Why do Australian music festival lineups feel so same-samey?
After two years void of major live music events, the return of Australian music festivals should have been accompanied by some feeling of zsa zsa zhu. Instead, there’s a prevailing feeling of flatness.
It’s hard to drum up excitement over every “stacked,” “massive,” and “huge”, lineup, filled with the same acts we’ve seen three-four times over since 2016.
Maybe it’s always been this way. Five years ago stages were dominated by Flume, Sticky Fingers, Violent Soho, DMA’S, Gang of Youths and Rüfüs Du Sol. Five years prior it was Angus & Julia Stone, Little Red, Art Vs Science, and Birds of Tokyo.

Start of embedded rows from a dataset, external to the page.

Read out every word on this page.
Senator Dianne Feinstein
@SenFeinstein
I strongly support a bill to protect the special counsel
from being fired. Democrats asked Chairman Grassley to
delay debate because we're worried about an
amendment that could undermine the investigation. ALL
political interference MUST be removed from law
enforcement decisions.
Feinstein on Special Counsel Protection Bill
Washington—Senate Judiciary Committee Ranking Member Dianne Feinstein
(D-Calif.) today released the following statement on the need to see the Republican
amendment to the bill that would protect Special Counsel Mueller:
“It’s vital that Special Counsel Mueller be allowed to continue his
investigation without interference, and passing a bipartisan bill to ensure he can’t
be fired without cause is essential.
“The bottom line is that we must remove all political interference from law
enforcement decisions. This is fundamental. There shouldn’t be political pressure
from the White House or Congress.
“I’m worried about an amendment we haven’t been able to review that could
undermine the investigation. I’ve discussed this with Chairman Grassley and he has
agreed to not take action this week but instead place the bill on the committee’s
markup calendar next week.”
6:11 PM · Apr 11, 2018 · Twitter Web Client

A decade before that Grinspoon, Jebediah, and Eskimo Joe all reigned supreme.
Festival lineups of bygone years made sense. In the past, we lived in a monoculture curated by a handful of radio stations, major labels, and major label distributors, and festival lineups reflected that. Those days are waning.
I would love to slip into a delusional utopian girl persona and say that the internet has completely decentralised culture — but we all know that’s not the case. The music industry’s old guards and powers that be have thrown everything they’ve got at utilising emerging networks through their financial resources.
Though, at the risk of sounding too optimistic, the internet has shifted the mediation of culture. Now, more than ever, artists have a direct access relationship to their audience.
Criticising Australian music festivals in the time of COVID? Probably not kosher. The live music industry is unstable, festivals are a vital source of revenue for Australian artists (many of which haven’t played shows in the pandemic era), and it’s a festival’s prerogative to book lineups with acts they know will sell tickets. That said, this unsettling sameness has existed before the pandemic.
So many festival lineups reflect an Australian music landscape that feels frozen, but we know this isn’t the case. There is a teeming underground of musicians making genuinely cool, esoteric art that is connecting with the internet masses (the Daine-curated Nocturne series, for example.) Sydney Opera House’s recent Liminal live series, and Phoenix Art Centre’s digital series Halo, both highlighted a crop of fresh Australian artists armed with live performance talent.
I’m not suggesting these acts be given the headlining tentpole at a music festival. But I do think we’d all rather see something fresh over, say, an ironic dance act flogging their tired Australiana-pandering aerobics act for the umpteenth million time? Or an interchangeable Northern Beaches band dishing out the same brand of good vibes indie rock?
As Cool Accidents writer, Ben Madden, put it so succinctly: “if you’re not trying something different with your mid-bill then you’re really missing out.”
Not the biggest fan of festival headliner discourse (think people, including me, overestimate how many Aussie acts could actually headline a festival) but if you’re not trying something different with your mid-bill then you’re really missing out…
— Ben Madden (@benmaddenwriter) November 21, 2021
There is space for artists of all stripes to exist, but do they have to exist on every damn lineup.